Orange also emphasizes a strong partnership with parents through its curriculum and resources for parents. Its unique emphasis on family ministry has made this church curriculum a leading voice in shaping the next generation, and thousands of churches use it in their ministries.

Play a Game

Playing games in class is fun to engage students and help them process the lesson. Educational video games can be especially effective because they can adapt to a student’s knowledge and learning style. For example, a math game may adjust its questions by presenting them as graphs, words, numbers, or pictures.

Orange also offers unique videos of their storyteller Bible lessons that can be a great audiovisual supplement to any lesson. These can be helpful when a volunteer cannot lead the lesson or if the Bible story does not translate well into another language. They can also help create a dynamic experience for kids with a large group. They can also help children stay focused in a noisy room or classroom. This can be particularly important for a class of young students.

Do an Activity

Students are more likely to be enthusiastic about studying and remember new material when engaged. However, student engagement can be challenging for teachers to achieve in the classroom.

Using a variety of engaging activities can help students stay engaged in their lessons. These activities include acting out a story, doing a science experiment, or playing a game. Students also benefit from experiential learning strategies like paired discussions and deconstructing advertising language.

With the right combination of activities, students will be more interested in their lessons and more likely to retain the information they learn.
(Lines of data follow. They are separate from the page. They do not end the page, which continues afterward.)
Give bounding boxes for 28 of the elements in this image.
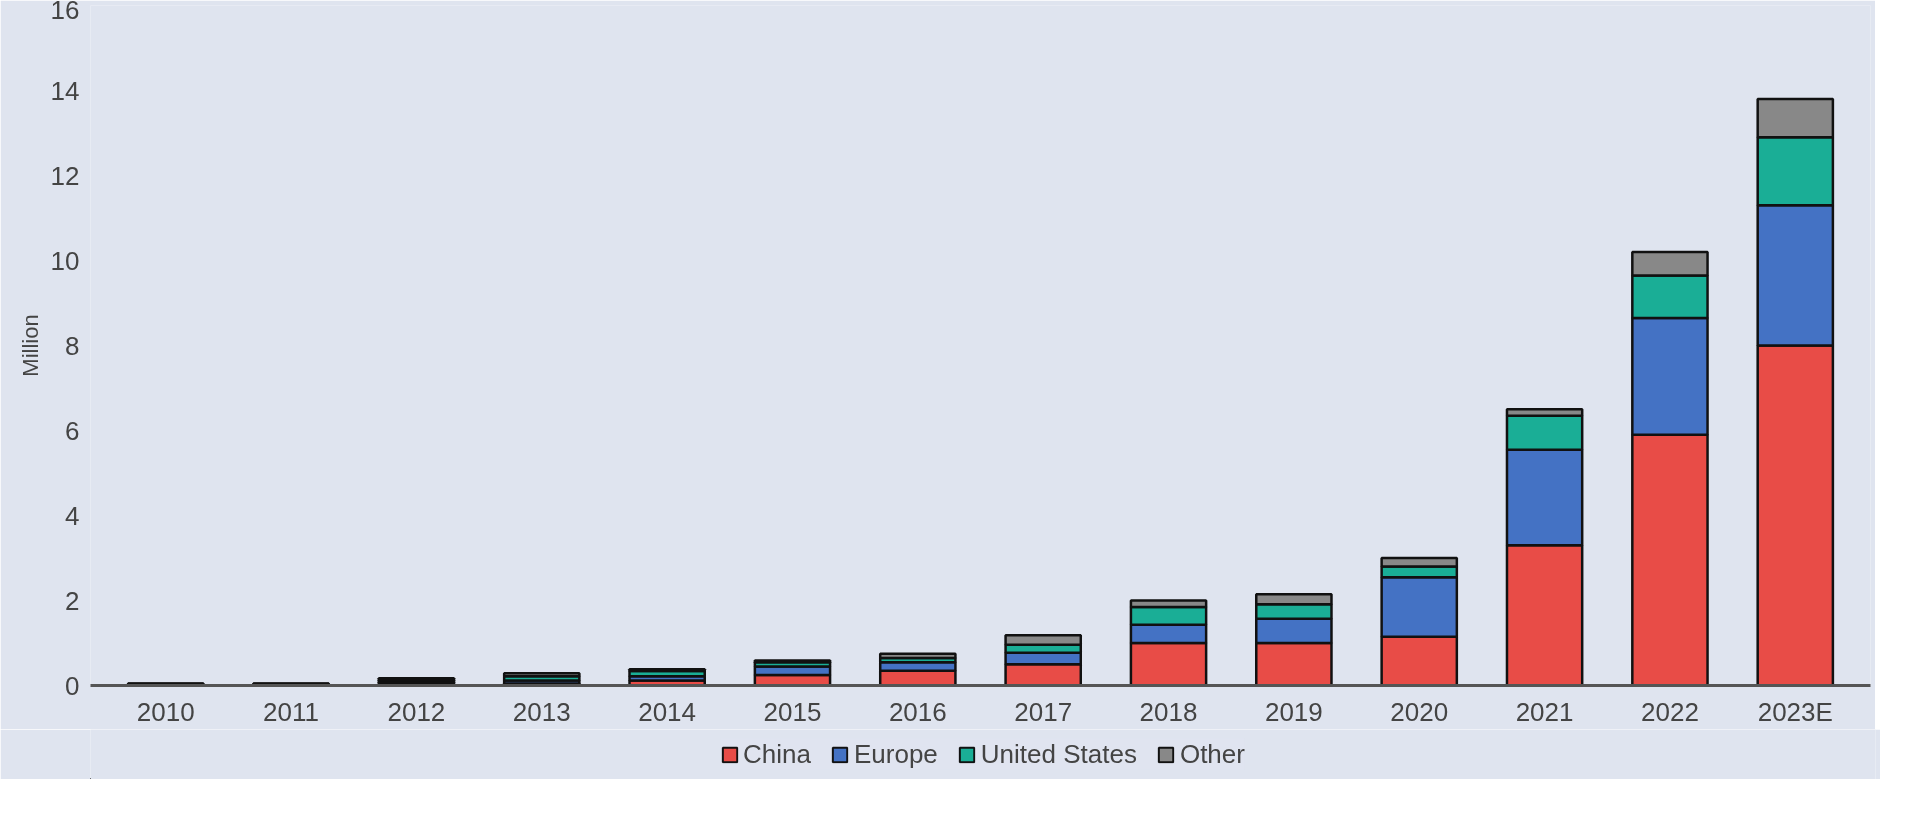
- legend-label: China: [743, 738, 811, 770]
- y-tick-label: 2: [65, 585, 80, 616]
- x-tick-label: 2018: [1139, 696, 1198, 727]
- x-tick-label: 2016: [888, 696, 947, 727]
- y-tick-label: 8: [65, 330, 80, 361]
- x-tick-label: 2010: [136, 696, 195, 727]
- x-tick-label: 2022: [1641, 696, 1699, 727]
- x-tick-label: 2021: [1515, 696, 1574, 727]
- legend-label: Other: [1179, 738, 1245, 770]
- y-tick-label: 6: [65, 415, 80, 446]
- x-tick-label: 2019: [1264, 696, 1323, 727]
- x-tick-label: 2013: [512, 696, 571, 727]
- y-tick-label: 10: [50, 245, 80, 276]
- x-tick-label: 2012: [387, 696, 446, 727]
- y-tick-label: 16: [50, 0, 80, 25]
- x-tick-label: 2015: [763, 696, 822, 727]
- legend-label: Europe: [853, 738, 938, 770]
- x-tick-label: 2011: [263, 696, 320, 727]
- y-tick-label: 0: [65, 670, 80, 701]
- y-axis-title: Million: [17, 314, 43, 377]
- y-tick-label: 12: [50, 160, 80, 191]
- x-tick-label: 2014: [638, 696, 697, 727]
- y-tick-label: 14: [50, 75, 80, 106]
- x-tick-label: 2020: [1390, 696, 1449, 727]
- x-tick-label: 2017: [1014, 696, 1073, 727]
- x-tick-label: 2023E: [1757, 696, 1833, 727]
- y-tick-label: 4: [65, 500, 80, 531]
- legend-label: United States: [980, 738, 1137, 770]
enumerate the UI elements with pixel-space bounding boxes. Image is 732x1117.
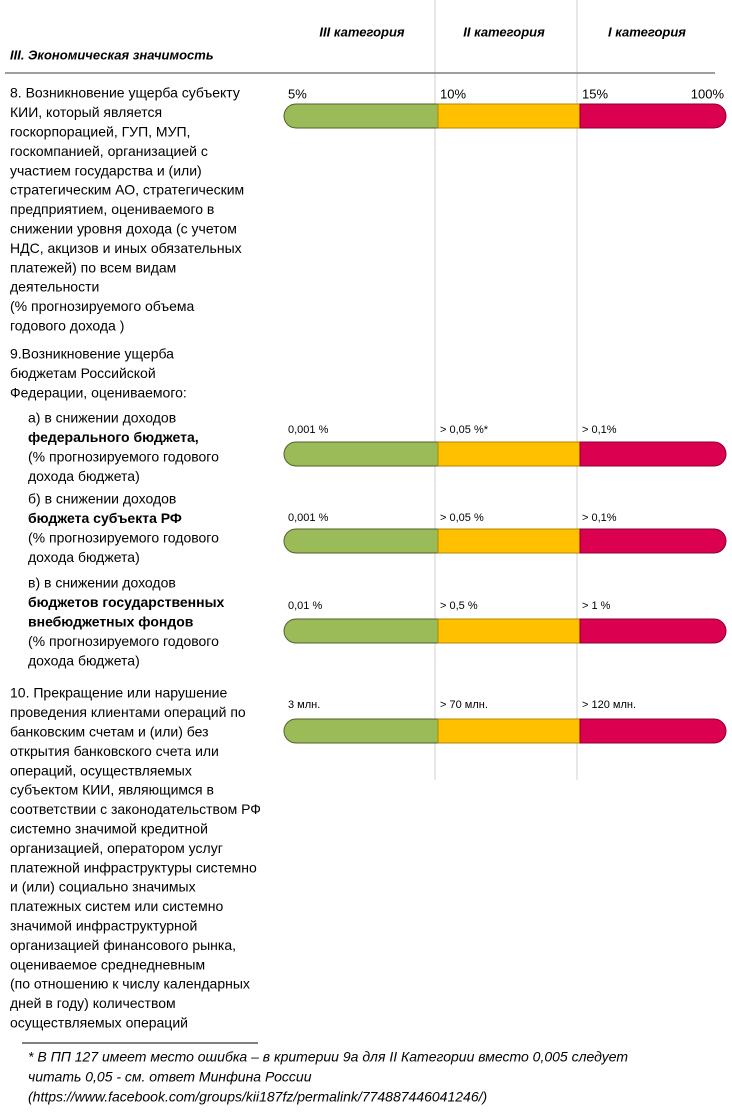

To encourage engagement, teachers should provide students with various experiences that appeal to their learning styles. In addition, they should ensure that the activities are personally meaningful to students. This can be done by connecting an activity to students’ previous knowledge and experiences or by highlighting the value of an activity in personally relevant ways.

The Orange curriculum is adaptable and emphasizes the need to make faith and biblical principles relevant to the culture and generation of today’s youth. This cultural relevance can lead to a more relatable and engaging spiritual experience for children and youth.

Church leaders benefit from the Orange curriculum by having a structured framework for family ministry. It offers resources and strategies for effectively implementing a family-focused ministry program.